We’ve certainly come a long way from 13 years ago when Yahoo was manually indexing the web. In a world with over a trillion URLs, it certainly wouldn’t be possible to do that now, or we wouldn’t be where we are now if the ‘maths project’ that was Google hadn’t changed things beyond recognition. Now Google predicts what we are searching for right from the first few keystrokes, adapting what it shows via region and to continually adapt based on what it subsequently shows we were looking for. Helping us find what we want fast to keep us happy.

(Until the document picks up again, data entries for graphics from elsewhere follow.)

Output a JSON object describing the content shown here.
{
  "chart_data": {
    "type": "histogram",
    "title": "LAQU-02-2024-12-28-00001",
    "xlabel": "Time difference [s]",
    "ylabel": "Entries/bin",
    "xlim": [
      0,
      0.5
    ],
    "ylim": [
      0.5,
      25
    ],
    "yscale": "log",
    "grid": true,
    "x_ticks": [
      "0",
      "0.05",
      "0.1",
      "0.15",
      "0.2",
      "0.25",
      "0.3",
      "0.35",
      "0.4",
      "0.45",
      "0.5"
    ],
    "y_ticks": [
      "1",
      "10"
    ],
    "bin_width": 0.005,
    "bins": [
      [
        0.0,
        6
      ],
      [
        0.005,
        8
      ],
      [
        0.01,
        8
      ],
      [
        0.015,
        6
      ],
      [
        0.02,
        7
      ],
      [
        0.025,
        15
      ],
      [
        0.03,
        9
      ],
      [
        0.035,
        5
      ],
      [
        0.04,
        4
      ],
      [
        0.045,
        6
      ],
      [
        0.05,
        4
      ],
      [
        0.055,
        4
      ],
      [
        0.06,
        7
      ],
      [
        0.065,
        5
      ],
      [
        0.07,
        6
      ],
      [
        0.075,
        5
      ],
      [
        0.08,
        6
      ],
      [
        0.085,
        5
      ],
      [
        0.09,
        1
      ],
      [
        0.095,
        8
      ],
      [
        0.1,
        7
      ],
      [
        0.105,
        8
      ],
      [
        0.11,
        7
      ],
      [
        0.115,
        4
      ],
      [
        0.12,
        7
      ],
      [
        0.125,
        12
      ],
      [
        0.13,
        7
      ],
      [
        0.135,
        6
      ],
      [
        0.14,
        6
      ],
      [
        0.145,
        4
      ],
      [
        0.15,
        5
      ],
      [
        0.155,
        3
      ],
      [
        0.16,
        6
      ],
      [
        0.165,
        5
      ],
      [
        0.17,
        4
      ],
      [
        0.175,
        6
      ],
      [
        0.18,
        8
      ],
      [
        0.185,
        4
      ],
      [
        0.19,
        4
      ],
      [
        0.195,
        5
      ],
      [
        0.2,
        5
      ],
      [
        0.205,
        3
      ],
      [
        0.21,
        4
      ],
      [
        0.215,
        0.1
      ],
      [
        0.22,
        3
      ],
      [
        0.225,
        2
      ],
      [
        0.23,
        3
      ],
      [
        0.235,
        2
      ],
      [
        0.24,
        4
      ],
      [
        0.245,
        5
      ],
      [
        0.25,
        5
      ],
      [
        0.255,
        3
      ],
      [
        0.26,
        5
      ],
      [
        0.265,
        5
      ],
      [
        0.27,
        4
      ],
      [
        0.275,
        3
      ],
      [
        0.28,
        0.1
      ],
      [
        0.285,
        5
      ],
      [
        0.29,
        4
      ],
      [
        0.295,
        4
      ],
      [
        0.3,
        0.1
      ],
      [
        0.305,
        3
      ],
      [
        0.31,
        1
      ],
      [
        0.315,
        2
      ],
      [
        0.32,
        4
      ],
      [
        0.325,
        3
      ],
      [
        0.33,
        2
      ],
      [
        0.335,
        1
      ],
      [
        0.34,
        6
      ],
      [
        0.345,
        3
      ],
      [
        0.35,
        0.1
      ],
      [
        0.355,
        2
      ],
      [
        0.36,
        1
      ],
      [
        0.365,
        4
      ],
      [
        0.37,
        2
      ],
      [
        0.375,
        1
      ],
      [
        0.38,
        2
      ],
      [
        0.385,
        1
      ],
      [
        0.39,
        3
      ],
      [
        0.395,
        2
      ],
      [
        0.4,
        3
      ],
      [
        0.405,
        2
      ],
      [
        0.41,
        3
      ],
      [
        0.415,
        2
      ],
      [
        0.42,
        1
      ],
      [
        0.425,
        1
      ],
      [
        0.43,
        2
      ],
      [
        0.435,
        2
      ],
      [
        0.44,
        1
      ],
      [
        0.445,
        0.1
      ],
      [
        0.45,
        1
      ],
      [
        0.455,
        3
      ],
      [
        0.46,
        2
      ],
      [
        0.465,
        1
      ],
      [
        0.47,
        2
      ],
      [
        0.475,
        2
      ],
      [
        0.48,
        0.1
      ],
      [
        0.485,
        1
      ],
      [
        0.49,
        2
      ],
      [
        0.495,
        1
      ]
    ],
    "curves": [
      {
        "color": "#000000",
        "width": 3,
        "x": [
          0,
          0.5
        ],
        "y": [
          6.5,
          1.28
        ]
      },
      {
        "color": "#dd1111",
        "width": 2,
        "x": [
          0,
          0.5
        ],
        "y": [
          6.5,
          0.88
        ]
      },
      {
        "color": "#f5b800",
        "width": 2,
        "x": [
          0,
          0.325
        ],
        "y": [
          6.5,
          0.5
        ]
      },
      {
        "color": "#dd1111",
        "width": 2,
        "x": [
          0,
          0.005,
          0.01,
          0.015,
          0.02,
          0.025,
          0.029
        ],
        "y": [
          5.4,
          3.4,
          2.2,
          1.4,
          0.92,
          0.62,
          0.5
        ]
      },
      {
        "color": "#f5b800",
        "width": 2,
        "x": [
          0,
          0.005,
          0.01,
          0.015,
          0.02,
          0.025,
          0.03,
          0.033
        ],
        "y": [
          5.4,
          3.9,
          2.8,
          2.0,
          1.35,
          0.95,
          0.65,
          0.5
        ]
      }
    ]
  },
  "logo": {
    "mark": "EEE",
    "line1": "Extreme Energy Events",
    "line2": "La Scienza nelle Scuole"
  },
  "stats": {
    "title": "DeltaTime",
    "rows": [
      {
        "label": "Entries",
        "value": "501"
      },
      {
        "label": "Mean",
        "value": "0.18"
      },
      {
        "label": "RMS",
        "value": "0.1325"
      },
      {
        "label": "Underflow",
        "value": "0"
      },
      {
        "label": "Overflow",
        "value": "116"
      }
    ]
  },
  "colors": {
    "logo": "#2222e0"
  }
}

Mobile certainly underlines the power that search can give when connected to what we type, tap, photograph and say. Just photographing the book or the advert takes us straight to where we want to go, and ‘conversation’ translation means you can talk with anyone in any language – provided you have internet access of course. The potential to link to other markets is also staggering, though, and Matt cited the example of the Scottish kilt manufacturer being able to target their advertising based on the locations that were searching for keywords, in whatever language and consequently had already shown that they wanted to buy. Evidence is now certainly in the hands of the many.
Matt finished by making the world’s Sudoku fans very unhappy. In a world where simply photographing a Sudoku can automatically solve it, perhaps there are times when pleasure can be taken in doing things slow.